3. De werking van de richtlijn

De werking van de richtlijn is onderzocht door aan de belastingdiensten van de lidstaten een vragenlijst te sturen over hun gebruik van de uitgewisselde gegevens in het kader van de richtlijn. Daarnaast heeft de Commissie de statistische gegevens in het kader van de richtlijn geëvalueerd en een studie laten uitvoeren ter beoordeling van de administratieve lasten van de bestaande richtlijn voor marktdeelnemers. De belangrijkste bevindingen van de analyse worden hieronder weergegeven.

3.1. Vragenlijst over het gebruik van gegevens

De ACDT-deskundigengroep kreeg een vragenlijst toegestuurd over het gebruik van gegevens die vanuit andere lidstaten door hun belastingdiensten waren ontvangen, met daarin het volgende: het gebruik van gegevens voor fiscale controles; de kwaliteit van gegevens die zijn ontvangen van andere lidstaten; en de vraag of de invoering van de richtlijn tot een betere naleving bij belastingplichtigen heeft geleid.

Beste werkwijze

De lidstaten die een beoordeling hebben uitgevoerd, hebben positieve resultaten gemeld als het gaat om de naleving. Deze evaluatie benadrukt echter enkele gebieden die de lidstaten zouden kunnen verbeteren om beter gebruik te maken van de uitgewisselde informatie:

· de integratie van een 'spaarrichtlijndatabank' met de databanken voor nationale belastingen;

· de ontwikkeling van risicobeheer en een meer geautomatiseerde procedure voor kruiscontroles van de gegevens;

· de stroomlijning van de verspreiding van gegevens tussen de centrale belastingdienst en de plaatselijke belastingkantoren.

Kwaliteit van de gegevens

De lidstaten hebben gewezen op een duidelijke verbetering van de kwaliteit van de ontvangen gegevens dankzij de gestructureerde opmaak en gemeenschappelijke procedurevoorschriften op basis waarvan de gegevens worden gerapporteerd. In vergelijking met de informatie‑uitwisseling in het kader van bilaterale overeenkomsten, is de kwaliteit van de ontvangen gegevens op grond van de richtlijn aanzienlijk hoger.

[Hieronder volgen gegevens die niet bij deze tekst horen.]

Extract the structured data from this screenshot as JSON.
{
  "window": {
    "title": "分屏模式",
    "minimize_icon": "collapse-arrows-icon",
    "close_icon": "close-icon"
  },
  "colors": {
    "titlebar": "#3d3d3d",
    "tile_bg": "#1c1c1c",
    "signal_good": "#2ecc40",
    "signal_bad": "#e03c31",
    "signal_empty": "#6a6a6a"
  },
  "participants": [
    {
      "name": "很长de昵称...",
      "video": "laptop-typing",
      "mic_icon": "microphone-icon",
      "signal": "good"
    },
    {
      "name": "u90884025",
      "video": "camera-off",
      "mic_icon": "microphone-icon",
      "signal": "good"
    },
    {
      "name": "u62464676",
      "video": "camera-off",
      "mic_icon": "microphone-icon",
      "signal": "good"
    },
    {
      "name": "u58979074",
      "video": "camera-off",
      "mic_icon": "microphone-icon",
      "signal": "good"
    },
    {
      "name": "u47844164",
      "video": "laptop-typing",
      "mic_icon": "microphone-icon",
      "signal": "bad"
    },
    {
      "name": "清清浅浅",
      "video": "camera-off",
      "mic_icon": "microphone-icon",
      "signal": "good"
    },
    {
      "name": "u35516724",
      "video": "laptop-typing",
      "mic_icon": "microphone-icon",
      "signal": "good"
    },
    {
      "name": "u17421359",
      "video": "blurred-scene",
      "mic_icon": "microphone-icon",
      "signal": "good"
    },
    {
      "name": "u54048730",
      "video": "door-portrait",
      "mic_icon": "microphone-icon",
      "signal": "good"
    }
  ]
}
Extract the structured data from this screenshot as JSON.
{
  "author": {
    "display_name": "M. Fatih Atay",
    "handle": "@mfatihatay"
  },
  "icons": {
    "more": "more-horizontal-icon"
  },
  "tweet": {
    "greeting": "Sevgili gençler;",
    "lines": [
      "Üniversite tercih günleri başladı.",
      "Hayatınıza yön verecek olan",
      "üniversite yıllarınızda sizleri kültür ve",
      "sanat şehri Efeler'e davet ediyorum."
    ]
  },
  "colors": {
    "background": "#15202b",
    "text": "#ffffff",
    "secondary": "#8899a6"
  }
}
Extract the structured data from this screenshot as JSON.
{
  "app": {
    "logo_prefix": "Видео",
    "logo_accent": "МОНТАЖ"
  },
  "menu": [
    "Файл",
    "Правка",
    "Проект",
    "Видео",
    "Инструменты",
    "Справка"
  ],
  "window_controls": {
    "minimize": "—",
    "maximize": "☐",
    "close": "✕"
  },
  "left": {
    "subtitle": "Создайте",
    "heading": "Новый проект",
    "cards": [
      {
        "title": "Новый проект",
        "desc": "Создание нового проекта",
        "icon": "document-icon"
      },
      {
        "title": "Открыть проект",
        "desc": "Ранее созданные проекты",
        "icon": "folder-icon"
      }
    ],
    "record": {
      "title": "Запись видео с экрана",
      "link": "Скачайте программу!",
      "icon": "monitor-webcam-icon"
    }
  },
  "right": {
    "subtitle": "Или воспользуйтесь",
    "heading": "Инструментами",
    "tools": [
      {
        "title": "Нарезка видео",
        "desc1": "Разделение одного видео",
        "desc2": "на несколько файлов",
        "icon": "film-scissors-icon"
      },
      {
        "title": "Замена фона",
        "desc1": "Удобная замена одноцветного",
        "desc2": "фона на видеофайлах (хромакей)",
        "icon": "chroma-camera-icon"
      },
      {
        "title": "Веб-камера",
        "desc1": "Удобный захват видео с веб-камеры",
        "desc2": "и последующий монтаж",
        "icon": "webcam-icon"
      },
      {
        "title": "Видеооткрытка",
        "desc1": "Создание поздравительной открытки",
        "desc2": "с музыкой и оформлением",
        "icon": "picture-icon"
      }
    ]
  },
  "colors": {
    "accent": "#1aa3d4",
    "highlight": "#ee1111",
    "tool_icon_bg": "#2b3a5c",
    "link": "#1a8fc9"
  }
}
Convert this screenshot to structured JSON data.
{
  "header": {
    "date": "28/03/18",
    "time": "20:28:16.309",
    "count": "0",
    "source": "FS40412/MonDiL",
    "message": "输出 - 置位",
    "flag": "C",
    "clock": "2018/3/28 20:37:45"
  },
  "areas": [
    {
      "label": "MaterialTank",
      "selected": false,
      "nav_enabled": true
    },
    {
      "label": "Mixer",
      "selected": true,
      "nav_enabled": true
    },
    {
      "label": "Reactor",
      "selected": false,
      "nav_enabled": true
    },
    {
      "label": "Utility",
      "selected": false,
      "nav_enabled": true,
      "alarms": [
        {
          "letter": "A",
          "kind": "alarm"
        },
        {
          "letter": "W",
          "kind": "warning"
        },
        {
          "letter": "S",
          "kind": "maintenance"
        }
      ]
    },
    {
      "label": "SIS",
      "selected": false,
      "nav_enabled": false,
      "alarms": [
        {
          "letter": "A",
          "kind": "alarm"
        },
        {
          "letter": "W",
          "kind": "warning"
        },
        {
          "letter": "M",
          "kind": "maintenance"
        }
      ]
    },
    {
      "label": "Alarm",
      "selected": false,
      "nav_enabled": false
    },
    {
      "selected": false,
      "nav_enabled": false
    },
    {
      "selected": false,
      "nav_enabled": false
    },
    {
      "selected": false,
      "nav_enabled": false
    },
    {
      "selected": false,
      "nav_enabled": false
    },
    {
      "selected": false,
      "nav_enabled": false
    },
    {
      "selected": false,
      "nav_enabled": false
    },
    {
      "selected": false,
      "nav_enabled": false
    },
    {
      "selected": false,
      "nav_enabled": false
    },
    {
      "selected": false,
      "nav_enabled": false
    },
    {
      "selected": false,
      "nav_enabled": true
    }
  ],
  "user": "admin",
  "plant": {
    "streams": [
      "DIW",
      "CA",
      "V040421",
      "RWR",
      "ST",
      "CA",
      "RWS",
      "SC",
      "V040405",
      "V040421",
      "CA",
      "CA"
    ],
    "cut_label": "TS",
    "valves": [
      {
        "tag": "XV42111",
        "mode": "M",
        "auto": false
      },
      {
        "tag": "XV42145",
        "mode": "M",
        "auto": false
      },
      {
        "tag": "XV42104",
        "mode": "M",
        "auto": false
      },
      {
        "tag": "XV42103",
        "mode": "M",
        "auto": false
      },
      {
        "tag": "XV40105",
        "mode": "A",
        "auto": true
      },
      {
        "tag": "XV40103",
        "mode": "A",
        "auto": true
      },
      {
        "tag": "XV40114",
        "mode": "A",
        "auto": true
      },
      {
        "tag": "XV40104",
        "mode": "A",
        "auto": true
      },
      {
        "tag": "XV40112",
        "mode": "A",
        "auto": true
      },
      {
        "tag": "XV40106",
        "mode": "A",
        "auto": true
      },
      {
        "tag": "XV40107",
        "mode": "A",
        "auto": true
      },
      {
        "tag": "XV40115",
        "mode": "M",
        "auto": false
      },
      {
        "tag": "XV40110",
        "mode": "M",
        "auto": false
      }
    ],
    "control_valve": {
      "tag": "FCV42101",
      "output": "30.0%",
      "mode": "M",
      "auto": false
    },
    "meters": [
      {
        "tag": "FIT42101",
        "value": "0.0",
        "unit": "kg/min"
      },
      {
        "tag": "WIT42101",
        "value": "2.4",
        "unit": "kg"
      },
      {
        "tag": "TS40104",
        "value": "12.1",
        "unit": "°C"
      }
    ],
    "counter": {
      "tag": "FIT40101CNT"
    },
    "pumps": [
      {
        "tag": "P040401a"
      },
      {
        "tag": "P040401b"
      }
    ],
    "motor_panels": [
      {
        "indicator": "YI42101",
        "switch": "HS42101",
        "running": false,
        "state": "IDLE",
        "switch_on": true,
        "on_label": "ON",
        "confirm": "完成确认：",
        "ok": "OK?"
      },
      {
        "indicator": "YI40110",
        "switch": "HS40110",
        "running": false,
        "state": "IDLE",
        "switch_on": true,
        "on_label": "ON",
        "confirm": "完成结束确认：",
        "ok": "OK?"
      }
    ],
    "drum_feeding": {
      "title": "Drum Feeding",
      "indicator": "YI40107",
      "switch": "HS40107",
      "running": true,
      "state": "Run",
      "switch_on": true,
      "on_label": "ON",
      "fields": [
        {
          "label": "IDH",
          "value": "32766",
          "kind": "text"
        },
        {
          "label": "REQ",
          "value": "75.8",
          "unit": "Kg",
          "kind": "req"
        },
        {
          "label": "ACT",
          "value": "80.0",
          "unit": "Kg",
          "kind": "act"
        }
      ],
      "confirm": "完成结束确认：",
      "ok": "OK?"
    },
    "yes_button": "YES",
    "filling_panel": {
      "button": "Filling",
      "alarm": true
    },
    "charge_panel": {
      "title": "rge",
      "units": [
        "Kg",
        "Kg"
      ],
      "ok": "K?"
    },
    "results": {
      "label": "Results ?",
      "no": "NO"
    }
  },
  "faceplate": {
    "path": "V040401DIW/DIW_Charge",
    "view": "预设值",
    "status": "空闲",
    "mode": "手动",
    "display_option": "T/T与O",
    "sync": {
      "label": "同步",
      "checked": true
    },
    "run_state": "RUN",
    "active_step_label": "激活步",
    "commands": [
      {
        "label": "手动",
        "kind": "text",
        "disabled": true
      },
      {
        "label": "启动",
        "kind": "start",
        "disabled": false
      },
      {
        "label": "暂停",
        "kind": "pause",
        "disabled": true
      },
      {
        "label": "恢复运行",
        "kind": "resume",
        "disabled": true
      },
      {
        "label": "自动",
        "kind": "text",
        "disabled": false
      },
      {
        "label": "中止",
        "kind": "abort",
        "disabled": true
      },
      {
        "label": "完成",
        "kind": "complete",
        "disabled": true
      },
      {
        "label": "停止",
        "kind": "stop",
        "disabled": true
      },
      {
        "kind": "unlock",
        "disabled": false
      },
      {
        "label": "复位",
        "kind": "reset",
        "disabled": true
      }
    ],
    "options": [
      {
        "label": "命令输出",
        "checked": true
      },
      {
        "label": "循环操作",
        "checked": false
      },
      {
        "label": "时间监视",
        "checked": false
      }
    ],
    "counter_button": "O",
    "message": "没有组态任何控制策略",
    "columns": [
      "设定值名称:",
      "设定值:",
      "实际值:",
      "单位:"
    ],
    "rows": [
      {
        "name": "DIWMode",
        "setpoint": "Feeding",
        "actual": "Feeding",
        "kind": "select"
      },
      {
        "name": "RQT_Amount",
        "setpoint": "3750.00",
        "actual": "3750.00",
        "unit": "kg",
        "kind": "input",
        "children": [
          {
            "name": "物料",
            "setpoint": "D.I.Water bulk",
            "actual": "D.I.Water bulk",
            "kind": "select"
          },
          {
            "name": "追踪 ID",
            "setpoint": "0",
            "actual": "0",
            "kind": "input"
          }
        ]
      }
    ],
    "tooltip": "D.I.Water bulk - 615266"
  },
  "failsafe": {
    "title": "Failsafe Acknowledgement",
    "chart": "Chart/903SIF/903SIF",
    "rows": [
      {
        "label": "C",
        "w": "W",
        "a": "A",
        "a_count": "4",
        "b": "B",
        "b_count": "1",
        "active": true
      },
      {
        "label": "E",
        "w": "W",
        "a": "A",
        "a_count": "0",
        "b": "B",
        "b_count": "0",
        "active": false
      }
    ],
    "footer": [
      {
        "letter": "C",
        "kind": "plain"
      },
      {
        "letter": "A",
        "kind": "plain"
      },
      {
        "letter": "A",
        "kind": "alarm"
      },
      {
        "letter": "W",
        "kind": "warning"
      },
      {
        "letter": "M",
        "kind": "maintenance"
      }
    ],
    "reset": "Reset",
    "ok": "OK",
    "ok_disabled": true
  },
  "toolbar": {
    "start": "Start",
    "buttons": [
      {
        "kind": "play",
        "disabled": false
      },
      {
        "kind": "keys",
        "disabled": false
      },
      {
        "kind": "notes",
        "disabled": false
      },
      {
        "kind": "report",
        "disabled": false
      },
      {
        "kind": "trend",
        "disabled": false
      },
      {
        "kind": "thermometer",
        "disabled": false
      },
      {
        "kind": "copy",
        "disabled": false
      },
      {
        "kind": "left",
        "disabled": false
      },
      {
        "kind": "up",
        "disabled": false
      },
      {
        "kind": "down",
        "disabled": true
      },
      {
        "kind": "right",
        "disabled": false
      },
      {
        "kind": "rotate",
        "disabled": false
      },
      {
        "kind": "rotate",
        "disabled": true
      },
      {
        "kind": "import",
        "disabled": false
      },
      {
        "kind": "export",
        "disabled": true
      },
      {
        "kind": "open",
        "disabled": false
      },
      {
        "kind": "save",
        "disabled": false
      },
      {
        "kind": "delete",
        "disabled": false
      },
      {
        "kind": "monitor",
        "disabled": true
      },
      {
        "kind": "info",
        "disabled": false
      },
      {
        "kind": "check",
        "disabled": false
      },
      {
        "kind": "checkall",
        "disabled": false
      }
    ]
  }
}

Toch blijft de kwaliteit van de gegevens nog altijd een punt van zorg voor veel lidstaten. Op dit moment erkent ongeveer de helft van de lidstaten dat zij de ontvangen informatie van uitbetalende instanties controleren voordat zij de informatie naar de lidstaten doorsturen.

Gezien het belang om de kwaliteit te verhogen, zouden alle lidstaten de toepassing van systematische kwaliteitscontroles op de door te geven informatie in overweging moeten nemen. Bovendien worden de lidstaten aangemoedigd een onlinecontrolesysteem te gebruiken dat door de Commissie is ontwikkeld in het kader van het fiscaal identificatienummer (FIN), teneinde de belastingbetaler correct te identificeren.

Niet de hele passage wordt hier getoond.